The money is disbursed via mobile wallets. Some Nano-Finance companies require that the individual visit the local mobile shop to get cash by presenting the approval code. Others make a direct credit to customers’ mobile wallet.

 

Nano-Finance carries a high risk of default. To mitigate the risk, Nano-Finance companies offer loans at higher rates. These companies need to maintain a NET positive cash flow to operate.

 

The benefit to the applicant is that the loan is processed by companies which work in a regulated industry. Also, the terms and conditions of the loans are transparent.

 

Latest News:

 

Reuters (22 October 2018) reports:

 

“PayPal Inc has made a strategic investment in TALA, a financial technology startup that lends to under-served consumers in emerging markets, the companies said on Monday.

 

The companies declined to disclose the amount of the investment, but TALA said it will use the funding to further develop its product and broaden its reach”.

 

Commenting on this development, TALA CEO and founder Shivani Siroya said:

 

“We see we are all very mission-aligned, both TALA and PayPal.

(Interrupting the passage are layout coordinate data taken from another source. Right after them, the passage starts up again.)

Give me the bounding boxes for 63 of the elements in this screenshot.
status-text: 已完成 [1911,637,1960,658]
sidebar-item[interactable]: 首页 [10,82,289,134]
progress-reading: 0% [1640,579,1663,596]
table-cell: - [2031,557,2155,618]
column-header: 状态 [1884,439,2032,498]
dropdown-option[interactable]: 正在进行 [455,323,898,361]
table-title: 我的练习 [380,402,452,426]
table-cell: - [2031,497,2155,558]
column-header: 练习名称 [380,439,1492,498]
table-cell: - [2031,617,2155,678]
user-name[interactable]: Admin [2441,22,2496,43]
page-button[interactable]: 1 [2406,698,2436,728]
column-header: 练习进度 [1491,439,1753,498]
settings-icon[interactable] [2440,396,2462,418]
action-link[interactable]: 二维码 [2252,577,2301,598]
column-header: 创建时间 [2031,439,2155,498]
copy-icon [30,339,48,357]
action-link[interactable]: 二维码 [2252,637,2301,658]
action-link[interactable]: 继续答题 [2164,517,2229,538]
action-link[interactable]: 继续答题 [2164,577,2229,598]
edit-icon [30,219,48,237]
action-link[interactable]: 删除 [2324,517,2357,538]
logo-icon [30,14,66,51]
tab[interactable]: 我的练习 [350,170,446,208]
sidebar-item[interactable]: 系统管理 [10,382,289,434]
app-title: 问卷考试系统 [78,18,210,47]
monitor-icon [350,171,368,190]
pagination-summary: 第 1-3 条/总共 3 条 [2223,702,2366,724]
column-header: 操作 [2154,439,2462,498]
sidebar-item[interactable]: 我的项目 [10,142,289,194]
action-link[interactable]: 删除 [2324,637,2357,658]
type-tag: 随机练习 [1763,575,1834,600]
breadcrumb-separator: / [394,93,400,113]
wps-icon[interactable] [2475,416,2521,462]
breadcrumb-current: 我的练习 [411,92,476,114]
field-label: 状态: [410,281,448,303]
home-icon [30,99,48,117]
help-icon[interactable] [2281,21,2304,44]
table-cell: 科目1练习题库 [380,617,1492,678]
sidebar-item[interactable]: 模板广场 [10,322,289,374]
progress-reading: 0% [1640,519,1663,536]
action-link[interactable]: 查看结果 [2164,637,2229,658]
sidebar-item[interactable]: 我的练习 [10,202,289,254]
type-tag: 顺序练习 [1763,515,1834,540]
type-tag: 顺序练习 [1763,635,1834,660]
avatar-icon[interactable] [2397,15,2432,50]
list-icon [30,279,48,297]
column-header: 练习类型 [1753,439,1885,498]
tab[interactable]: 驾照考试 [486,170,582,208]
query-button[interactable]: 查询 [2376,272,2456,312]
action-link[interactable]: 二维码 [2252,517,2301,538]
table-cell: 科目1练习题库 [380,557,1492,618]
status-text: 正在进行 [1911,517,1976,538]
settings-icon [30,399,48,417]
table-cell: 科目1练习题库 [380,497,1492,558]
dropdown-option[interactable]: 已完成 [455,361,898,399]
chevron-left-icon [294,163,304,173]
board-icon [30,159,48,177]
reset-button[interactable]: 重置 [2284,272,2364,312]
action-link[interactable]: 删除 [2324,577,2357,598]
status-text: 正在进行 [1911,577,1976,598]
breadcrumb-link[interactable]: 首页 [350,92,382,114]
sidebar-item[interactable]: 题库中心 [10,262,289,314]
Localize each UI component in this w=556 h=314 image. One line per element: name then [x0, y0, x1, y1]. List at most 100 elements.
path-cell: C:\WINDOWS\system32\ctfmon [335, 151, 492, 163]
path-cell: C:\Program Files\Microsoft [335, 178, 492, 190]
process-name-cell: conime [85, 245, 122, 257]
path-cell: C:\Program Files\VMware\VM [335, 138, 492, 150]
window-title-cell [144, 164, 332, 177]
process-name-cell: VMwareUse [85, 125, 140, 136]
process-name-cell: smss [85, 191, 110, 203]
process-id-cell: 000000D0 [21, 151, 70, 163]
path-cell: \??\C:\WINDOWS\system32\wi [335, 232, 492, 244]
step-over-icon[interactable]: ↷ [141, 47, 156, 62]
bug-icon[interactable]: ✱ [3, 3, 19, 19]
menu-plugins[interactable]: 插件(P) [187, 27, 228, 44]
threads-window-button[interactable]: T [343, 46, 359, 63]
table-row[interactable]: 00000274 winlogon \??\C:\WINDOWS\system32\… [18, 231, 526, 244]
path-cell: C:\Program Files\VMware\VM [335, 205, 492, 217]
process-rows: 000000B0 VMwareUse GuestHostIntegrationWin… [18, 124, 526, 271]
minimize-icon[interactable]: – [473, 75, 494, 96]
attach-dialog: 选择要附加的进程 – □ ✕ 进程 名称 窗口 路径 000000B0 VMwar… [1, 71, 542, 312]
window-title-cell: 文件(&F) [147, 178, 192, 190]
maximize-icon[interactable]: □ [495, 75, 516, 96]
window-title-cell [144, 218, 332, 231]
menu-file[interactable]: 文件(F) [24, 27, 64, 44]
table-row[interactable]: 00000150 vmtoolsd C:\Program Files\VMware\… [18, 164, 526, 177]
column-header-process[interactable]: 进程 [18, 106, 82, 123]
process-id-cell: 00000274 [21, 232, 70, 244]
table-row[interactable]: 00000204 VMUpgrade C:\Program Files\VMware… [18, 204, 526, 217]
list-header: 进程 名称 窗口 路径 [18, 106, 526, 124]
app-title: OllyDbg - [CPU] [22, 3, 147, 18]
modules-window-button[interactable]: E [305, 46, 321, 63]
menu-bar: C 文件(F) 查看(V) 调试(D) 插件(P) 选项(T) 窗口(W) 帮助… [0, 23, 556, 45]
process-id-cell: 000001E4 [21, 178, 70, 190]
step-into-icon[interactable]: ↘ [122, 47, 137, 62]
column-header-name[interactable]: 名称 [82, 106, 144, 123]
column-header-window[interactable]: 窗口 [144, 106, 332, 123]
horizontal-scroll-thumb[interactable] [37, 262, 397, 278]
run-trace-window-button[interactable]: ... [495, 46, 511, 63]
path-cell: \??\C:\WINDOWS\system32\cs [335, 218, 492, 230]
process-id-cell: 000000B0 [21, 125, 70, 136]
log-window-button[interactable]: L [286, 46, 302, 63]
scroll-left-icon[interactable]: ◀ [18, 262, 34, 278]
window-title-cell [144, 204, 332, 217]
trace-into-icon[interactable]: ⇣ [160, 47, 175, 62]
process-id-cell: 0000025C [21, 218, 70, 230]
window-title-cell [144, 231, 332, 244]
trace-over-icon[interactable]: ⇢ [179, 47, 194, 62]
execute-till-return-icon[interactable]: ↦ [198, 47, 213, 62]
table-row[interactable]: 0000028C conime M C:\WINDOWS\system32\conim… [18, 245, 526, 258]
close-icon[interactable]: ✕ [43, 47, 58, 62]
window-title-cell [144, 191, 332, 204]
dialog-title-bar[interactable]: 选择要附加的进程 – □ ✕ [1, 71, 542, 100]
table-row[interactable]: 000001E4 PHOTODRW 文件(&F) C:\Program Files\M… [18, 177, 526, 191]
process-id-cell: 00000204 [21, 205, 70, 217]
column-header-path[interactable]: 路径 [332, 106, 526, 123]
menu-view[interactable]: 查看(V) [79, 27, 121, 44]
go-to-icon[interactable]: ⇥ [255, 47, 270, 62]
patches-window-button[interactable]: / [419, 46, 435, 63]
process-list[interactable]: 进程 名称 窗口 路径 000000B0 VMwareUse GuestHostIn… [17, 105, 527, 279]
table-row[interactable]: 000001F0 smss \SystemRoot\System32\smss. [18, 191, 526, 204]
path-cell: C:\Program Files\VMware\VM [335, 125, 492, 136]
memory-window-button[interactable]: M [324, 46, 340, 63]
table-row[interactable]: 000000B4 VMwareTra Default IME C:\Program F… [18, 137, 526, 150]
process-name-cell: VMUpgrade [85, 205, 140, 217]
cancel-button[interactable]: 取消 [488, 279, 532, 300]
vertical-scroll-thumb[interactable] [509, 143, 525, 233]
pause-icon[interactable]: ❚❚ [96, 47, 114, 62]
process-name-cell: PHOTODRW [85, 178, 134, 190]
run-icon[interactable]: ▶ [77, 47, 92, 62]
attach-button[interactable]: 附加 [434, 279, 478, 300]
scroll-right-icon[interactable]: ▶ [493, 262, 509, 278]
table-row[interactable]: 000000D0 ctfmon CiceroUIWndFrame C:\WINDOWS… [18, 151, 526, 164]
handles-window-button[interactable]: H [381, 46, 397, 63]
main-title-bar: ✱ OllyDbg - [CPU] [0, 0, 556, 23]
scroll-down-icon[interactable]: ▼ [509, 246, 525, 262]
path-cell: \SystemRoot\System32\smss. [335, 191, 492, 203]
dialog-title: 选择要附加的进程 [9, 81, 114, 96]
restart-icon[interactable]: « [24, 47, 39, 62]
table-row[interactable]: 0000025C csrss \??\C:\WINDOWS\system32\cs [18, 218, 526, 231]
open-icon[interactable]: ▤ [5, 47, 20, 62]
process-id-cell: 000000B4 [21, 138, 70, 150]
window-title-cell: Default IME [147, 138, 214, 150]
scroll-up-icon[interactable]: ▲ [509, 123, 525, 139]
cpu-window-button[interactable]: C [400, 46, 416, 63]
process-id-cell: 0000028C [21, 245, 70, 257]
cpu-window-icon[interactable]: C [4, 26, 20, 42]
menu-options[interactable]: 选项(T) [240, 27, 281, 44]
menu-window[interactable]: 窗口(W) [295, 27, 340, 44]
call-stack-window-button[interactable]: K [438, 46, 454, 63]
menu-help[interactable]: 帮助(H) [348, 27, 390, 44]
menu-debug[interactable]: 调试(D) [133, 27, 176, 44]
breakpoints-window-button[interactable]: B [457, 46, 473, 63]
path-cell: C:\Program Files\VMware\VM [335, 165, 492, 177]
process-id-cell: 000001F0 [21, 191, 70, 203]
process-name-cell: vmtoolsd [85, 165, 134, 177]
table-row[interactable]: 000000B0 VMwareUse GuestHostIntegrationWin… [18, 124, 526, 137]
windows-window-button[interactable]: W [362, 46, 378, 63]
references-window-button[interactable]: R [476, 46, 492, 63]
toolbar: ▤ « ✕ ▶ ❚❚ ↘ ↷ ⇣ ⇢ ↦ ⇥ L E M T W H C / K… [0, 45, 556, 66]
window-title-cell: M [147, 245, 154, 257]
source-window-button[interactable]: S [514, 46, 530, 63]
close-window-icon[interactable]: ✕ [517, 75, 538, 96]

It’s been clear through the due diligence process that we share the commitment to building the financial health of the under-served.”

 

Mark Britto, SVP and GM Global Credit, at PayPal, said:

 

“TALA shares our vision of re-imagining financial services, especially for the unbanked and those under-served by the traditional financial system”.

 

About TALA

 

  • TALA is based in Santa Monica, California, USA
  • The company extends Nano-Finance loans in four countries; Kenya, Philippines, Tanzania and Mexico
  • Number of employees – 300
  • The loan amounts it offers are between US $10 and US $500
  • The company has financed more than US $500 Million to its customers through its App

 

Future of Nano-Finance

 

World Bank’s 2017 Global Findex database states:

 

“While more than two-thirds of the adult population has access to banking and mobile money accounts, 1.7 billion adults remain unbanked”.

 

The business potential in this sub-segment of Fintech is huge. TALA is not alone in the Nano-Finance industry. There are many Fintech companies extending Nano-Finance loans. However, TARA now has the backing of PayPal, which is one of the most popular payment processors of the world.